Lynn nodded. “Just about that credit card.”
“What credit card’s that?”
“Oh, the one he sold to Sally Purdy.”
“Who?”
“Sally Purdy,” Resnick said. “She was the one who told us she bought it from Shane.”
“What bloody credit card you on about?”
“Inspector Aston’s,” Resnick said.
“You know,” said Lynn. “The police officer who was killed.”
“The night,” Resnick said, “you seem to be confused about where you were.”
Hovenden pushed himself clumsily back in his chair. “Which night’s this?”
Lynn said, half-smiling: “You see what we mean?”
“No, look. Look.” Hovenden not looking, not at any of them, not at the table, not at the floor. “That night, I told you, right? Before. I was home.”
“Is this a different story, Hovenden?” Resnick asked. “Because if it is …”

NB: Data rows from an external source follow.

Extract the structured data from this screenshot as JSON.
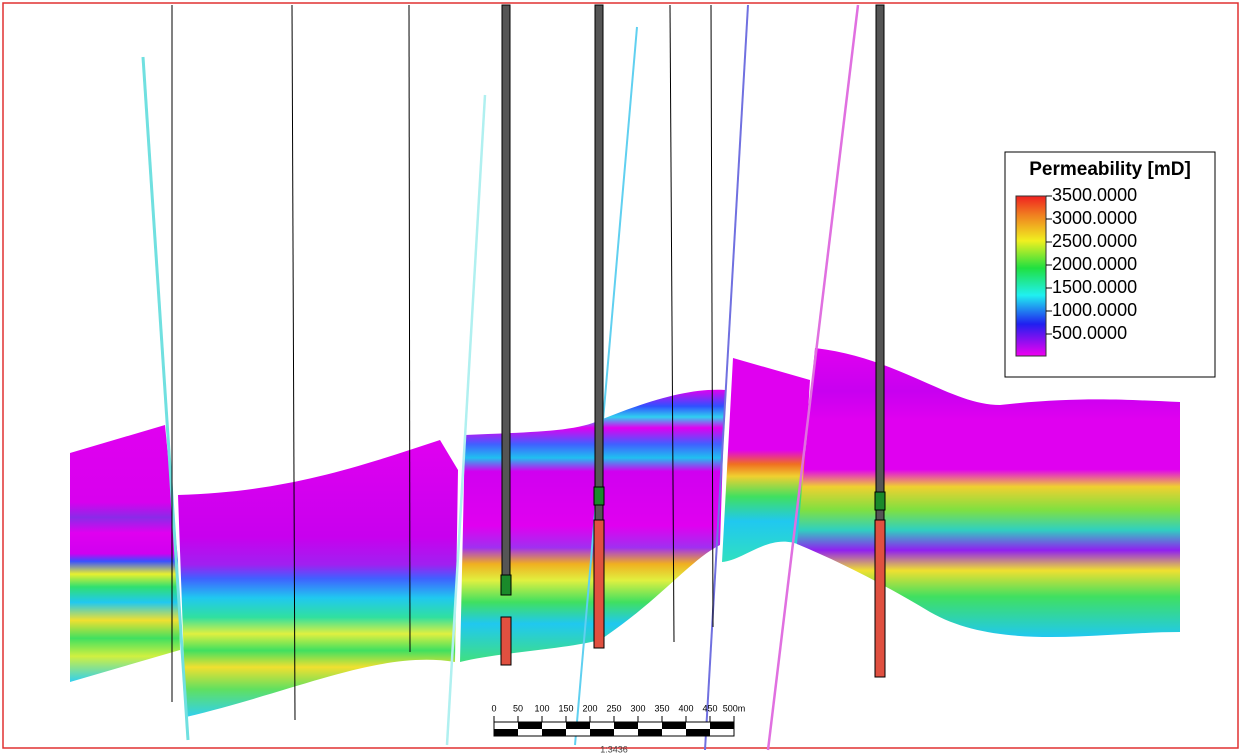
{
  "legend": {
    "title": "Permeability [mD]",
    "labels": [
      "3500.0000",
      "3000.0000",
      "2500.0000",
      "2000.0000",
      "1500.0000",
      "1000.0000",
      "500.0000"
    ]
  },
  "scale_bar": {
    "labels": [
      "0",
      "50",
      "100",
      "150",
      "200",
      "250",
      "300",
      "350",
      "400",
      "450",
      "500m"
    ],
    "ratio": "1:3436"
  }
}
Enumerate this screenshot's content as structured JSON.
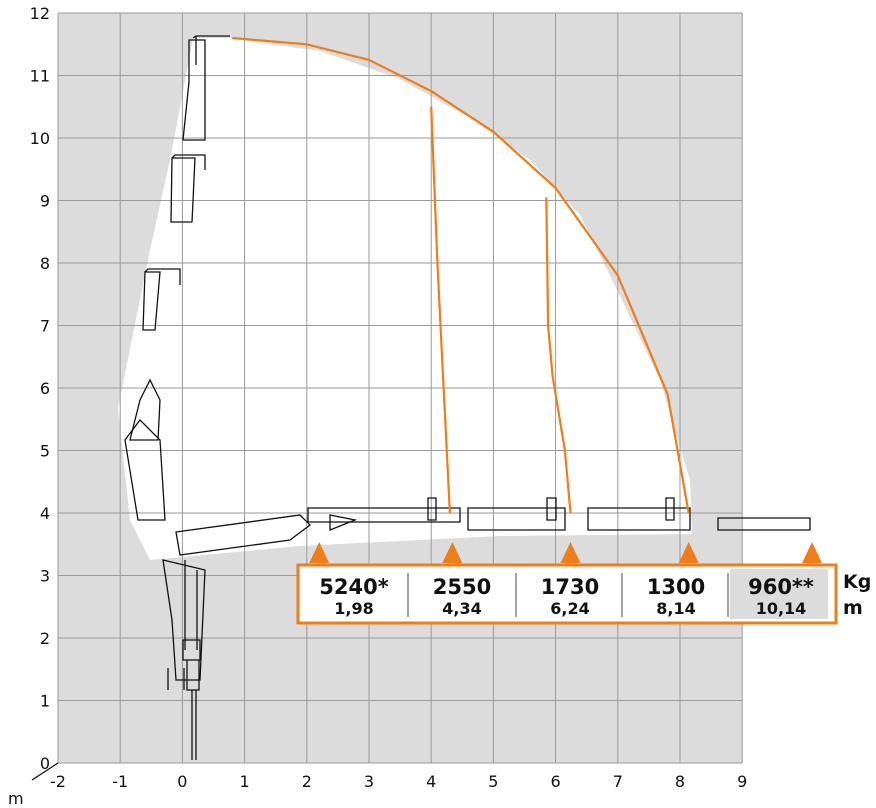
{
  "chart_data": {
    "type": "load_range_diagram",
    "x_axis": {
      "unit": "m",
      "ticks": [
        "-2",
        "-1",
        "0",
        "1",
        "2",
        "3",
        "4",
        "5",
        "6",
        "7",
        "8",
        "9"
      ],
      "range": [
        -2,
        9
      ]
    },
    "y_axis": {
      "ticks": [
        "0",
        "1",
        "2",
        "3",
        "4",
        "5",
        "6",
        "7",
        "8",
        "9",
        "10",
        "11",
        "12"
      ],
      "range": [
        0,
        12
      ]
    },
    "grid": true,
    "capacities": [
      {
        "load": "5240*",
        "reach": "1,98",
        "x": 2.2,
        "highlight": false
      },
      {
        "load": "2550",
        "reach": "4,34",
        "x": 4.34,
        "highlight": false
      },
      {
        "load": "1730",
        "reach": "6,24",
        "x": 6.24,
        "highlight": false
      },
      {
        "load": "1300",
        "reach": "8,14",
        "x": 8.14,
        "highlight": false
      },
      {
        "load": "960**",
        "reach": "10,14",
        "x": 10.14,
        "highlight": true
      }
    ],
    "row_units": {
      "load": "Kg",
      "reach": "m"
    },
    "lift_envelope": [
      [
        0.8,
        11.6
      ],
      [
        2.0,
        11.5
      ],
      [
        3.0,
        11.25
      ],
      [
        4.0,
        10.75
      ],
      [
        5.0,
        10.1
      ],
      [
        6.0,
        9.2
      ],
      [
        7.0,
        7.8
      ],
      [
        7.8,
        5.9
      ],
      [
        8.14,
        4.0
      ]
    ],
    "lift_lines": [
      [
        [
          4.0,
          10.5
        ],
        [
          4.1,
          8.0
        ],
        [
          4.2,
          6.0
        ],
        [
          4.3,
          4.0
        ]
      ],
      [
        [
          5.85,
          9.05
        ],
        [
          5.88,
          7.0
        ],
        [
          5.95,
          6.2
        ],
        [
          6.15,
          5.0
        ],
        [
          6.24,
          4.0
        ]
      ]
    ],
    "colors": {
      "curve": "#ee7d1a",
      "area": "#dcdcdc",
      "grid": "#9a9a9a",
      "line": "#111111"
    }
  }
}
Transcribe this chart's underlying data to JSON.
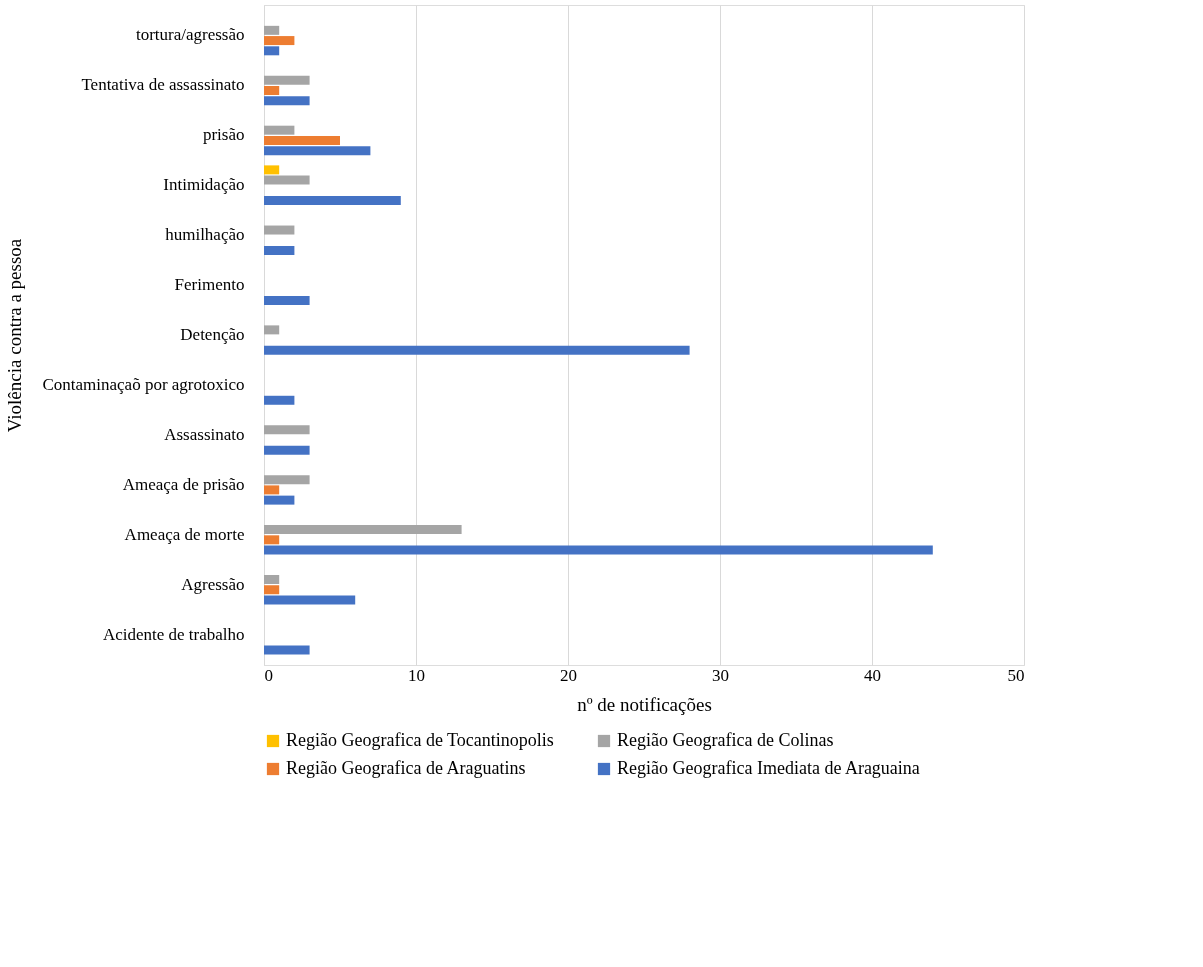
{
  "chart_data": {
    "type": "bar",
    "orientation": "horizontal",
    "xlabel": "nº de notificações",
    "ylabel": "Violência contra a pessoa",
    "categories": [
      "tortura/agressão",
      "Tentativa de assassinato",
      "prisão",
      "Intimidação",
      "humilhação",
      "Ferimento",
      "Detenção",
      "Contaminaçaõ por agrotoxico",
      "Assassinato",
      "Ameaça de prisão",
      "Ameaça de morte",
      "Agressão",
      "Acidente de trabalho"
    ],
    "series": [
      {
        "name": "Região Geografica de Tocantinopolis",
        "color": "#ffc000",
        "values": [
          null,
          null,
          null,
          1,
          null,
          null,
          null,
          null,
          null,
          null,
          null,
          null,
          null
        ]
      },
      {
        "name": "Região Geografica de Colinas",
        "color": "#a5a5a5",
        "values": [
          1,
          3,
          2,
          3,
          2,
          null,
          1,
          null,
          3,
          3,
          13,
          1,
          null
        ]
      },
      {
        "name": "Região Geografica de Araguatins",
        "color": "#ed7d31",
        "values": [
          2,
          1,
          5,
          null,
          null,
          null,
          null,
          null,
          null,
          1,
          1,
          1,
          null
        ]
      },
      {
        "name": "Região Geografica Imediata de Araguaina",
        "color": "#4472c4",
        "values": [
          1,
          3,
          7,
          9,
          2,
          3,
          28,
          2,
          3,
          2,
          44,
          6,
          3
        ]
      }
    ],
    "xlim": [
      0,
      50
    ],
    "xticks": [
      0,
      10,
      20,
      30,
      40,
      50
    ],
    "grid": "x",
    "legend": "bottom"
  }
}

“Shane’s, I was round Shane’s. That’s what I meant.”
“By home?”
“Yes.”
“Not here?”
Hovenden stared around. “This shithole?”
“Shane, then,” Vincent asked, leaning close over him, “he’s what? Like your brother?”
“Yes. I s’pose, yeh.”
“Not being very brotherly, then, Shane,” Vincent said. “Some of the things I hear he was saying yesterday.”
“You’re lying.”
“Not exactly brotherly love, dropping you in it the way he did.”
“You’re lying!” Hovenden’s face was almost white with strain.
“What would you say,” asked Lynn, “if I told you he claimed he got Inspector Aston’s credit card from you?”